If you’ve followed college controversies over the last couple of years, you’ve heard about microagressions and safe spaces, both of which were on my 2015 Words of the Year list (and the lists of many other people). Both of those terms arose out of 1970s New Left movements in the U.S. Now comes no-platform, a British import that’s the latest vogue word among politically aware college students.
The verb no-platform, according to the Oxford Dictionaries entry, means to prevent someone whose views are regarded as unacceptable or offensive “from contributing to a public debate or meeting, especially one at which they had originally been invited to speak.” The entry’s example sentences: “Dozens of other speakers have been no-platformed because they hold non-leftist opinions”; “If we want to debate the limits of free speech within the law we can't really do that consistently by no-platforming extremists.”
Via The Rebel (Canada), February 21, 2016: “‘No-platforming’ is the new college campus craze!”
No-platform was coined in the 1980s and codified in the UK National Union of Students (NUS) articles of association. It forbids people who are identified as holding racist or fascist views from speaking at NUS events or standing for election to NUS positions. The list of proscribed individuals and organizations also includes those deemed to be hostile to LGBT concerns. The RationalWiki entry on no platform notes that “the concept has been compared to book burning,” and says, provocatively:
The concept is similar to the political action of cordon sanitaire, where a politician or political party is either unconditionally excluded from coalitions or other forms or cooperation, or even completely ignored. … No-platforming is, at best, an attempt to prevent a balance fallacy, with protesters refusing to allow tacit endorsement of reactionary views.
There’s no U.S. student union comparable to the NUS, but no-platform has nevertheless migrated successfully across the Atlantic – quite recently, from all appearances – where it’s proved to be a handy label for recent college events involving speakers with inflammatory messages, including Milo Yiannopoulos and Ann Coulter. I found citations for no-platform or no-platforming in U.S. publications representing much of the political spectrum. Most of the articles were published in April of this year.

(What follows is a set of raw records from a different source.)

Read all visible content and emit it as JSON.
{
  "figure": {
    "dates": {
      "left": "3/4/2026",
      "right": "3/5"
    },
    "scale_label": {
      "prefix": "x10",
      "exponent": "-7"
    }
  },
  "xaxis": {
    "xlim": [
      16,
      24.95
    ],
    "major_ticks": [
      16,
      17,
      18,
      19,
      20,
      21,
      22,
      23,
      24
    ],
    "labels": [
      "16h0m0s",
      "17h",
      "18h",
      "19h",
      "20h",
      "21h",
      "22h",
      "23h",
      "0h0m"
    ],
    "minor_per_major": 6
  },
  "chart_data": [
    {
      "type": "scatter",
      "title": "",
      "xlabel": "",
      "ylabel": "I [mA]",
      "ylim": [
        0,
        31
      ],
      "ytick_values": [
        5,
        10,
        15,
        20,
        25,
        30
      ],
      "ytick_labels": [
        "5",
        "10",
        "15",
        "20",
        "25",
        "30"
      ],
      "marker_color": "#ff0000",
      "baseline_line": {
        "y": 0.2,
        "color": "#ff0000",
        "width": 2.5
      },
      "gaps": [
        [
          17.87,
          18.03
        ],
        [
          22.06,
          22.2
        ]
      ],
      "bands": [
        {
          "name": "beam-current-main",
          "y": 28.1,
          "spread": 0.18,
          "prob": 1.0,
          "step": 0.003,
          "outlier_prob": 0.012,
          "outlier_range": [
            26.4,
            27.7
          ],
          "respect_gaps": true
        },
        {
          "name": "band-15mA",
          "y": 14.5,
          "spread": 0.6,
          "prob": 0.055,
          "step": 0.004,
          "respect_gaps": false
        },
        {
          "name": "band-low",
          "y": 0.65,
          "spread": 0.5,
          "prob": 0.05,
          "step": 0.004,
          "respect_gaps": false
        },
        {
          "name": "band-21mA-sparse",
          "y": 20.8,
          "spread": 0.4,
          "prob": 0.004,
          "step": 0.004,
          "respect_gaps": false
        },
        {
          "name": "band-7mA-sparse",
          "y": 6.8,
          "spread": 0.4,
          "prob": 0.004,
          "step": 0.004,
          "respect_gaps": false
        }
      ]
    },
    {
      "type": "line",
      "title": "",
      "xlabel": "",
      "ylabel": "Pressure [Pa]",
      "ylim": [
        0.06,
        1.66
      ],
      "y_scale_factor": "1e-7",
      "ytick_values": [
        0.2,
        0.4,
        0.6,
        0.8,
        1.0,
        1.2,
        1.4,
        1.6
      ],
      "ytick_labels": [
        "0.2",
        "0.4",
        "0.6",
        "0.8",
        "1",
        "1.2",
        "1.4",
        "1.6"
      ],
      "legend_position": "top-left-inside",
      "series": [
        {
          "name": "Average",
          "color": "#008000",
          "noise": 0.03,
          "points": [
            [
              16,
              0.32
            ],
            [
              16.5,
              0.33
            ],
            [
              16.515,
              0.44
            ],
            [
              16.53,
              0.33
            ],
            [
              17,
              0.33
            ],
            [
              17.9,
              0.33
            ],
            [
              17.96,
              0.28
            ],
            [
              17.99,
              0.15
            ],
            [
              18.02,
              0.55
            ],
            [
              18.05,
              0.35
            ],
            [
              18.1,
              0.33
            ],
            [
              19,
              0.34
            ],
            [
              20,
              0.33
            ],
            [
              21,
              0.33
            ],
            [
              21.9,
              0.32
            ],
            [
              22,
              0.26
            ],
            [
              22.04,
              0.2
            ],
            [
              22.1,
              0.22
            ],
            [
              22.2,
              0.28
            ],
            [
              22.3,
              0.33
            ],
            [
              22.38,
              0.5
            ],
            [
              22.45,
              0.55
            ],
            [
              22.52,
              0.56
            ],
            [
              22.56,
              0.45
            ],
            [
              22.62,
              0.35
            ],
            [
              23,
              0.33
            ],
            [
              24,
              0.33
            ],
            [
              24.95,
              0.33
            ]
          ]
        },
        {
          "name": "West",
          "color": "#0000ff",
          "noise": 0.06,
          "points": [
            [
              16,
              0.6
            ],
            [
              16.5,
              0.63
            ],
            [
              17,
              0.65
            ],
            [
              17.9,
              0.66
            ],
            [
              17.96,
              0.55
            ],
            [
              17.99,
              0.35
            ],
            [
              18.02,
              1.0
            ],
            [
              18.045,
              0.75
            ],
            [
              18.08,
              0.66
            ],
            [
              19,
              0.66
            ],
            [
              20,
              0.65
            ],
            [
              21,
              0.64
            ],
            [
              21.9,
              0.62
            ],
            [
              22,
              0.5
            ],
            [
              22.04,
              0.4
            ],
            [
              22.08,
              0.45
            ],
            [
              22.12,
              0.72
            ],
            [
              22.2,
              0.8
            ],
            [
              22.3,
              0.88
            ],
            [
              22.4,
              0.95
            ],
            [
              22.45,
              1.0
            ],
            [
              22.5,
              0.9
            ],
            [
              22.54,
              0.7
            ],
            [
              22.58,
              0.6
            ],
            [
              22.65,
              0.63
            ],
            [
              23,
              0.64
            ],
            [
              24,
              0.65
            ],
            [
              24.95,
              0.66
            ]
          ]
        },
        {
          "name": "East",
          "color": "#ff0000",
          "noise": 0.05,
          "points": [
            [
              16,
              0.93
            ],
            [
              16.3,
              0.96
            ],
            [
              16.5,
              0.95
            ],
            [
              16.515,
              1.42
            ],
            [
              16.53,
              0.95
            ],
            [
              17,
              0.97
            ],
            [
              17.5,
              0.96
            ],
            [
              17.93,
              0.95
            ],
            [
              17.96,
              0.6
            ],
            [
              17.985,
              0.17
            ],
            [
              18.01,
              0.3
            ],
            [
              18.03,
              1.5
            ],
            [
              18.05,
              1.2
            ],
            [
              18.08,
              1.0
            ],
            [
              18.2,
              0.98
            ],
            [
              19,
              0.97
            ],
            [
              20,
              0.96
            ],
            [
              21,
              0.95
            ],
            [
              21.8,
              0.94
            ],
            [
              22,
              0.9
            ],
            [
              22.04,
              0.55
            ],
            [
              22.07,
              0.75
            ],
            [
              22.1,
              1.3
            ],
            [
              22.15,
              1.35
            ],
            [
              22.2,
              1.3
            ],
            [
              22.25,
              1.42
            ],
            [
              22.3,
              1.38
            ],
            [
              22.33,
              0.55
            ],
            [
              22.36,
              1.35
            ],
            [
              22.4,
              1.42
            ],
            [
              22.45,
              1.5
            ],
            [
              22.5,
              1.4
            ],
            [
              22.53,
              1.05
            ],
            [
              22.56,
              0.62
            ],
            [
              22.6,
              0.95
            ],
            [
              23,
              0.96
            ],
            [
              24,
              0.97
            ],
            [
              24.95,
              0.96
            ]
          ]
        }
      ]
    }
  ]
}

The debate over no-platforming is often divorced from the reality of how it plays out on campus. https://t.co/cRvAMZJiNy pic.twitter.com/5C9iXYiPn9
— New Republic (@NewRepublic) April 26, 2017
Here’s Aaron R. Hanlon in The New Republic:
As graduation season approaches, colleges across the country are locking down commencement speakers to address the class of 2017. Harvard got Mark Zuckerberg (a Harvard dropout). Hillary Clinton is speaking at Wellesley, Bernie Sanders at Brooklyn College. Joe Biden will speak to my seniors at Colby. But if this year is anything like last, other invitees will prove more controversial, sparking another round of debates over “no-platforming”: the practice of opposing campus speakers.

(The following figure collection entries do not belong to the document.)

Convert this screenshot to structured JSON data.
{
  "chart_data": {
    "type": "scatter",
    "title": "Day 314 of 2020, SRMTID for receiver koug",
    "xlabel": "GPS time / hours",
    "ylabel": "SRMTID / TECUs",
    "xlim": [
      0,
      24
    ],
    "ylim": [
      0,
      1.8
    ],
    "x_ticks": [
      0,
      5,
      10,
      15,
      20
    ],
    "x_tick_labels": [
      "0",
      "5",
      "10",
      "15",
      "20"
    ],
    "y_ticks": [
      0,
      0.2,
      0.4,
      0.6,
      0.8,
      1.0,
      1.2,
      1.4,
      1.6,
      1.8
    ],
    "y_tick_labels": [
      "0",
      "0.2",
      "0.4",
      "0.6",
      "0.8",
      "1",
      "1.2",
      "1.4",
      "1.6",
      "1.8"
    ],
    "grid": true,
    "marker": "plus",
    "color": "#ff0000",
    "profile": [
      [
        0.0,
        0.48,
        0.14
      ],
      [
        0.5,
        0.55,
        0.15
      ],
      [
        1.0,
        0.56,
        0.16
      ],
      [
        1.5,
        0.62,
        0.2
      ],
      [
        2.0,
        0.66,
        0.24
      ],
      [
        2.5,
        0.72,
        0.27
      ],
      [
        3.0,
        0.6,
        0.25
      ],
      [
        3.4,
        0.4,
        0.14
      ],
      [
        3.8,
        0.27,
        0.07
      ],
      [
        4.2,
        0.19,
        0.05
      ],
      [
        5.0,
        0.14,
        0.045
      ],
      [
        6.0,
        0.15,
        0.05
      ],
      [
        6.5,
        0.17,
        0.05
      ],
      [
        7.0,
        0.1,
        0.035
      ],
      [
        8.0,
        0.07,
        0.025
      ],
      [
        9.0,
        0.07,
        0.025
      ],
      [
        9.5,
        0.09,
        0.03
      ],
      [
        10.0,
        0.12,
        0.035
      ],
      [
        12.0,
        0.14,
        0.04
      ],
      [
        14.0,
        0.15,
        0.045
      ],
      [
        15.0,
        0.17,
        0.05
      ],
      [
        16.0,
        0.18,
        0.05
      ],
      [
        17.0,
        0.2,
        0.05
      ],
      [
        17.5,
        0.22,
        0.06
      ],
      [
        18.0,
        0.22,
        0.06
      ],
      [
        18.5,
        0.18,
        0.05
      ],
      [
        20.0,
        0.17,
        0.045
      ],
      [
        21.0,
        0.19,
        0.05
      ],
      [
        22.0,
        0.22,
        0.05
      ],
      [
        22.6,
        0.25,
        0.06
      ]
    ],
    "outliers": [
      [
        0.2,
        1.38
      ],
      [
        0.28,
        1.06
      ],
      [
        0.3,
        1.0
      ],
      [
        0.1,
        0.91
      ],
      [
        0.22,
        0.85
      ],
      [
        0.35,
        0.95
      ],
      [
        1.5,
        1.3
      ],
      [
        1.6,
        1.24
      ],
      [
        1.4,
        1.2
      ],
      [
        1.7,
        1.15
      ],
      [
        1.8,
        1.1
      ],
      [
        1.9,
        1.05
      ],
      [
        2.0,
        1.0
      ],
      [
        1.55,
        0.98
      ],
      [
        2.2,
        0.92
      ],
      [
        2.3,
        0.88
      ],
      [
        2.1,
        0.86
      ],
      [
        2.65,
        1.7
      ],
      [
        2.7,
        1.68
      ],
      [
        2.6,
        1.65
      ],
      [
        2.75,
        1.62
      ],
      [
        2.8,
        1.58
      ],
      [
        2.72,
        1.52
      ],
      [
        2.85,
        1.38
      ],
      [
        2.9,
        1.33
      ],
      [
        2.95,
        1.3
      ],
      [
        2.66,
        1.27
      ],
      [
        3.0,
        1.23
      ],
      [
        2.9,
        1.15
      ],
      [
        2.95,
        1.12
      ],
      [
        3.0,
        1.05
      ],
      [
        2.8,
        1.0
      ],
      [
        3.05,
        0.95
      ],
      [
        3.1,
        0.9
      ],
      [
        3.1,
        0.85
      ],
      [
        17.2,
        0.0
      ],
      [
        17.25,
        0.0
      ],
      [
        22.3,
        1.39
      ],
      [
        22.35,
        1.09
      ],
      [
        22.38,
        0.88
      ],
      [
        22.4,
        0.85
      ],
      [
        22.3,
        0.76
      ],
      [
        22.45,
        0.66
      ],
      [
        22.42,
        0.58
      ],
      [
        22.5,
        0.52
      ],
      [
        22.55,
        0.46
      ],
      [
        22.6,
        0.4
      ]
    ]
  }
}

Understanding this sequence of events is crucial, because no-platforming is as much a function of process as of politics. Instead of community-wide discussion and debate over the merits of bringing a given speaker to campus, the debate happens after the invitation, giving the misleading impression that no-platforming is about shutting down speech. Indeed, when savvier campus groups deliberately choose controversial speakers, they’ve already won half the battle by getting the speaker approved.
Kevin Drum responded to Hanlon’s article in Mother Jones, calling Hanlon’s argument “sophistry” and decrying the “affirmative arguments that that there was absolutely nothing wrong with "no-platforming" these folks.” In the right-wing Washington Examiner, op-ed contributor Emily Jashinsky also cited Hanlon, and pointed to liberal “bias in the classroom” as the reason for the conservative backlash. Jesse Singal wrote in New York magazine that the tactic was largely futile, since “no individually successful act of no-platforming can prevent Yiannopoulos from saying whatever he wants online to a very large audience.” And in the Minding the Campus blog, Walter Olsen, a libertarian, referred to a “mob” (note: loaded word) of students seeking to no-platform Heather Mac Donald, a conservative author, at Claremont McKenna College. “By now it is accepted that the goal of no-platforming is to stop hated figures from speaking not just on campus but to audiences more broadly — before public assemblies, on broadcast media, you name it,” Olsen wrote.
And it’s not only conservatives who piously deplore no-platforming in the name of free speech. Some liberals see it as futile or worse.
Quick note about "No Platforming": Actually doing it is impossible these days. Any mole you whack will find a place to pop up again.
— Brandon Wagner (@BWagnerelli) April 30, 2017
@yashar "No platforming" is inherently illiberal. I predict the right will be only too happy to accept the left's precedent. So knock it off!
— John Stodder Jr. (@johnstodder) April 30, 2017
See also: Trigger warning, kettling.
I don't see "No-platform" as a freedom of speech issue. People are not guaranteed whatever venue they want to speak in. They do have the right to speak whatever and wherever they want in a public place. Others also have the right to heckle them.